My cousin, Todd Knowles, stopped in with his wife, Lisa, and 3 of their children. His son Trevor graduated from West Point and they came this way to see the church sites (and sights), and are heading to Kirtland, Ohio, next. I had a fun time showing them the house and talking about its history.

Morning Fog

Tule Fog
Tule Fog on the Erie Canal

There are two types of fog.  One comes from a low hanging cloud and typically occurs near the ocean, and the other comes from steam rising off the warm ground or body of water (tule fog).  Palmyra doesn’t get much of the first type, but this time of year, early in the morning you can see the tule fog.

I met Clay again this morning for a 7am ride and we headed west on the Erie Canal Trail.  As we got near the Village of Macedon, the tule fog was sitting on the water and the sun was just cresting the horizon.

 

Sunrise and Tule Fog
Sunrise and Tule Fog on the Canal

 

 

 

AT&T and Aunt Vicki

Elizabethe and I went and saw a lot of people at AT&T whom I hadn’t seen for quite a while.  Karen, Kathleen and Sam had lunch with us, and then we headed down to San Jose (Campbell area) to see Aunt Vicki.
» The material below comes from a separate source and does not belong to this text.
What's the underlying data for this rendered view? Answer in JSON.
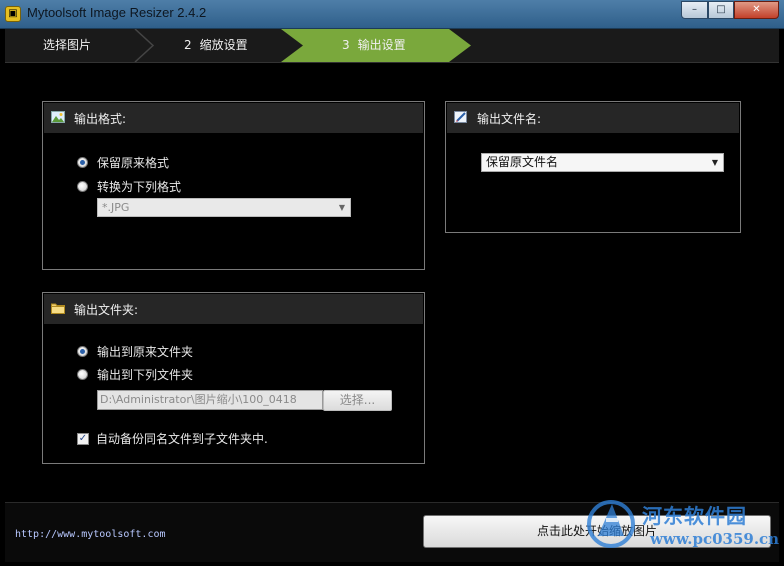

The last time we saw Aunt Vicki was when Elizabethe and I had been married one year.  So, that was 14 years ago.  She’s now nearly 87 years old and is as sharp as ever.

Aunt Vicki and Me

Aunt Vicki was the youngest of the two girls my Grandma Knowles had from her first marriage.  Her sister, Lorna, died in the mid-1980s.  My grandpa had a daughter, Gwen, from his first marriage, and she died around 1955, before I was born.  Grandma and Grandpa had 3 children together:  Shirley (living in Pullman, Washington), Joyce (my mom, died 9 years ago) and Allen (living in Boise, Idaho).

Vicki and I talked about how wonderful it was that my Grandpa Knowles was born in 1879, and the legacy he provided for us.  Because grandpa was 21 years older than grandma, it made for a unique family dynamic, but he was a wonderful man who linked us to a the era before cars and modernization.

On the way back to Pleasanton, we were at a dead stop on I-680 when someone rear-ended me.  He wouldn’t let me see his driver’s license, and he showed me a proof of insurance.  I didn’t let me see it long, but I got as much information as I could from it.  I took a picture of his truck before he took off.  When the C.H.P. arrived, the questions they asked made me believe the guy has a history of D.U.I.  Nobody was hurt, and the damage to the rental car is unnoticeable.  But, I took photos, and made all the reports to be on the safe side.

A Visit From My Cousin Todd

Todd, his daughter Eliza and her friend Aunika came by the house today.  We gave them a tour, and then had lunch together.  It was really nice to sit and talk to Todd.

I had just made a batch of chili sauce with veggies from the garden.  The whole house smelled like the spices from the chili sauce.  Our Grandma Knowles used to make chili sauce and we’d have it with Sunday’s roast beef dinner.  So, it was kind of neat to see Todd and having the house smell like Grandma & Grandpa’s house.

Chili Sauce before cooking it down

When it came time for them to leave, I walked with them down to Candy Corner Fudge Square where Todd purchased some of Les’ great fudge to take home.

Aunika, Eliza and Todd in the Tavern Room

After they left, Elizabethe and I headed to TGI Friday for dinner.  We decided to start ordering a single meal and splitting it.  It was more than enough food.